Do we have to give them human dignity? So you would awill know we don’t have to because they are not human. Other say well, no, they’re humans. So how are we going to get around that? Well, they’re there under the curse of ham. Well, maybe they’re not under the curse of ham, but is there some other scriptural passage that we can use to support the slave trade?

And they would go to elaborate issues of like government for example, well, their servants. And so they should obey the government and stay in a state of servitude like from Saint Paul promised to. Yeah, right. All right. So all of these really started to embed very early on in the American experiment experiment, a biblical justification for slavery in particular.

And then the racism, I think I feel like kind of built out of that. Now this you’re like, well, okay, then we get over that, but realize that this was no small issue. Like we fought a war over this and one of the reasons a good Protestant historian, by the way, Mark Noll, who’s one of the great historians of Protestantism in America, very explicitly says, and also people like Paul Johnson that if we did not on both sides of the Civil War, think that we were on God’s side,

Right. Like you look at the the writings of the evangelical preachers in the South at the time. “We are fighting against the satanic godless attack on scripture like we are fighting against the enemies of God. When we defend slavery, we are fighting on behalf of the Bible and God itself.” And so you had this holy war attitude. Yeah.

00:04:47:28 – 00:05:04:15
Unknown
Which was reflected a little less maybe, but still to some degree from the North. I mean, they’re still motivated. It’s not like we had a huge atheist population. I mean, everybody’s basically Bible believers at the time, right? Yeah. And so you would justify the North saying, well, no, we are on the side of God, love your neighbor. These are human beings.

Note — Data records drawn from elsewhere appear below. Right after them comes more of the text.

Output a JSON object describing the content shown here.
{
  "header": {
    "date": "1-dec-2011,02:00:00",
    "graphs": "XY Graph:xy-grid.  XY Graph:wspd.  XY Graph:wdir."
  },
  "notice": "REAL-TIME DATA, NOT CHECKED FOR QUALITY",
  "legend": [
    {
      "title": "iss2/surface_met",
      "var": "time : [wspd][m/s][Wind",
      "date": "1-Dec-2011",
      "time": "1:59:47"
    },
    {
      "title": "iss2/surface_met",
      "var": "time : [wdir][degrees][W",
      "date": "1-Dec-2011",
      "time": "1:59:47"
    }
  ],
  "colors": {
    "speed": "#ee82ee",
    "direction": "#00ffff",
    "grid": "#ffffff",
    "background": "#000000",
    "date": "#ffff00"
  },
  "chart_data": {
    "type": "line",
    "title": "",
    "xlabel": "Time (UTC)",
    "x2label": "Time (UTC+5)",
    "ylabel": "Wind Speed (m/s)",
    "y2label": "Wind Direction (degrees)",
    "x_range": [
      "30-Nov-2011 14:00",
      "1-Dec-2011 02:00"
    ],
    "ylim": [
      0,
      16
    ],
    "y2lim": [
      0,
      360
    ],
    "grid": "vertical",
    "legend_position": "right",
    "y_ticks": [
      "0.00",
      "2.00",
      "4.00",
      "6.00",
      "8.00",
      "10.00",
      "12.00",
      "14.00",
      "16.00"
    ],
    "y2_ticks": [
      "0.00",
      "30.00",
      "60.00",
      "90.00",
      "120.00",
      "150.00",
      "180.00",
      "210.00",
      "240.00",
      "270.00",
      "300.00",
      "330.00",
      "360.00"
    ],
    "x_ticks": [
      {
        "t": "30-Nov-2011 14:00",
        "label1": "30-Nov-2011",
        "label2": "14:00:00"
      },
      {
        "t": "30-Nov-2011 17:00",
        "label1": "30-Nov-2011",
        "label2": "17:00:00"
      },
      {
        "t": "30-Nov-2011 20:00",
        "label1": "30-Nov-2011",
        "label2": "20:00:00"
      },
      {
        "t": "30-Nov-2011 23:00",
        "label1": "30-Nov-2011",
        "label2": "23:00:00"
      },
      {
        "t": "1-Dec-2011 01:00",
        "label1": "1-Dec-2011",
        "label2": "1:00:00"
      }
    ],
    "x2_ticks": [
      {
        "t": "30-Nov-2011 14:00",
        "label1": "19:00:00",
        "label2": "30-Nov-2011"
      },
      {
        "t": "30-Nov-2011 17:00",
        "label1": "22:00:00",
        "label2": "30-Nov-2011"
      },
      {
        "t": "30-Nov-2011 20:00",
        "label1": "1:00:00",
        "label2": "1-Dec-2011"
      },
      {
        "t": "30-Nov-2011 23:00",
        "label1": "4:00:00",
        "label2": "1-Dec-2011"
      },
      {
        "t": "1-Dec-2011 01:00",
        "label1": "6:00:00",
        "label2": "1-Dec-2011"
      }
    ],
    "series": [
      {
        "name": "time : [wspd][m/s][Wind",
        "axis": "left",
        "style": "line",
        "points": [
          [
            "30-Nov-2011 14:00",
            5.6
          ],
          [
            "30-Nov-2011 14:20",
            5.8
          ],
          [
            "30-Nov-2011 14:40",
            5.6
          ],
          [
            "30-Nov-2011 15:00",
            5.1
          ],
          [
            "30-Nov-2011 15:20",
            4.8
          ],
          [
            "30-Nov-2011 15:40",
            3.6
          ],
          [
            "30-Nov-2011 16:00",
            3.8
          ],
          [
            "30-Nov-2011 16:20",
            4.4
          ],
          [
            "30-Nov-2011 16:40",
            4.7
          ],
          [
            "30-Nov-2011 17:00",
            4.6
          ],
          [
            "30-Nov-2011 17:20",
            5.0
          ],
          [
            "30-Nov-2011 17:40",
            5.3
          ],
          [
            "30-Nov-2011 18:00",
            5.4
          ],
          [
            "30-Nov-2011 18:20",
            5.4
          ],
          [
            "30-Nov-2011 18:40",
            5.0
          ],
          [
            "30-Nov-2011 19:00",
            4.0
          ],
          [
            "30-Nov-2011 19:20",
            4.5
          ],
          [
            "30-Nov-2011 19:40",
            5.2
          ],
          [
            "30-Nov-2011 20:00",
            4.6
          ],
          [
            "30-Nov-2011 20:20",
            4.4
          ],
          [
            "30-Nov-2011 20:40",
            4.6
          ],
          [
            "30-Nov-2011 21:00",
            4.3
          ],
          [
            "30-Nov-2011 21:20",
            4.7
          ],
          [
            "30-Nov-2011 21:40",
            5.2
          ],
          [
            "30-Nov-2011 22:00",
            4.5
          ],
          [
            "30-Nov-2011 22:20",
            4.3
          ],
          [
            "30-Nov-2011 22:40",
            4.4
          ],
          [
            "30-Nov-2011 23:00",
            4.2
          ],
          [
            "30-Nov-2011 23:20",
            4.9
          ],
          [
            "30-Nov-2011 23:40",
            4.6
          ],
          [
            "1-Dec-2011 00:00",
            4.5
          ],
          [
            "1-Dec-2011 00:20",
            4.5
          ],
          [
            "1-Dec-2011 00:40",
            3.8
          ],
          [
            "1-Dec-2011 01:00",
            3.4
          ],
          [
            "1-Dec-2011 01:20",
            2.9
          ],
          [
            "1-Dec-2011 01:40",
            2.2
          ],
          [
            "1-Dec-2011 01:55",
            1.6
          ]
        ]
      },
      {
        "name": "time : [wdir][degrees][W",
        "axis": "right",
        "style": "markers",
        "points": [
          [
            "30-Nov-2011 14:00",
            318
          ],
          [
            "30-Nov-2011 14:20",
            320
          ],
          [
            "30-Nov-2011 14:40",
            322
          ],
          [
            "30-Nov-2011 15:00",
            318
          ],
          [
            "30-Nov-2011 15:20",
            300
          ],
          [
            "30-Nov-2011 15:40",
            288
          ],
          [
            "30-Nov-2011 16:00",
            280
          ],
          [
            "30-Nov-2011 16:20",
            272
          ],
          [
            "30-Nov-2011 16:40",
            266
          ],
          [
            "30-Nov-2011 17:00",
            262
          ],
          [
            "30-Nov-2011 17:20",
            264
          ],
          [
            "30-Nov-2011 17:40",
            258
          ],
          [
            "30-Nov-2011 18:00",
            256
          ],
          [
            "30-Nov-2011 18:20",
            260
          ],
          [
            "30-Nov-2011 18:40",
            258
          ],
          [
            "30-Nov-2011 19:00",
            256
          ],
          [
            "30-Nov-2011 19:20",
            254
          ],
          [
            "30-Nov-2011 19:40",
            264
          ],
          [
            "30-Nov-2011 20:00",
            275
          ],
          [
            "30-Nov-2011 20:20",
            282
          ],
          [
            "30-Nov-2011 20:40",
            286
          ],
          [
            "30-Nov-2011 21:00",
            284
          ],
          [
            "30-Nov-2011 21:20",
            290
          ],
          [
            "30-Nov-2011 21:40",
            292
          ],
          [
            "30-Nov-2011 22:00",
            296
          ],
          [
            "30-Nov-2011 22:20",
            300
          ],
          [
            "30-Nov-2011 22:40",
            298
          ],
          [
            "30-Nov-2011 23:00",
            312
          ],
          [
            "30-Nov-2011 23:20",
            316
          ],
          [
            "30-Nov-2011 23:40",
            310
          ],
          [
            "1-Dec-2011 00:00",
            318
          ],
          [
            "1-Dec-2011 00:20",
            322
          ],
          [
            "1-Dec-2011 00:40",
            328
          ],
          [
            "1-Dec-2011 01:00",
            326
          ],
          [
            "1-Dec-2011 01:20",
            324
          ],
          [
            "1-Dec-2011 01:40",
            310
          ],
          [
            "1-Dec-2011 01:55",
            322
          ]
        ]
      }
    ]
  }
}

We shouldn’t be enslaving them. The the motive, the passion. It was not just a war of economics, but a war over interpretation of scripture. And if you didn’t have that scriptural backing, you wouldn’t have had the passion and on both sides. And so I believe I go with Mark Noll I mean, obviously, you know, people can debate, but I go with Mark null that it actually made that situation worse and certainly even to this day implemented a I mean, you can look at scripture, you can look at passages, sermons preached in the 1970s on the curse of Ham to support school segregation.

It’s not like this went away. Right. Right. And so, yeah, I think that instilled in America this scriptural support for what I see as a grave evil. And then this becomes a self-perpetuating thing because then the child is taught about this and this is becomes their pattern of the way they interpret Scripture. But I suppose that at root then what you’re saying is that that Scripture is, is not a self interpreting document.

Somebody’s got to interpret it. And there’s always going if we say there’s no authority to the competent to, to interpret it, the church, namely, then there’s always going to be the opportunity to say, well, what the Bible really teaches is transgenderism. What the Bible really teaches is slavery, or what the Bible really. And that will go on endlessly.

We can always justify what we want to do using the Bible. You can always justify anything. And that’s the thing. Like it’s not just the fact that we can justify our doctrinal positions, it’s that we justify our actions and our attitudes that quite possibly are sinful. That’s really where I feel like the rubber hits the road. I mean, we all know that.

Yeah, it doesn’t speak for itself. Scripture has to be interpreted, any writing has to be interpreted, but it is the ethical implications of that that really cause a lot of pride in Luther. I mean, Luther himself saw this. You read what Luther said about the morality of the church, everything. Like “I can’t believe all the immoral people that have resulted from their terrible interpretation of the text.

I mean, everybody should be interpreting the Bible the way I am.” Right? It was quite derogatory, but it was a it was the ethical issue that he was mostly concerned about.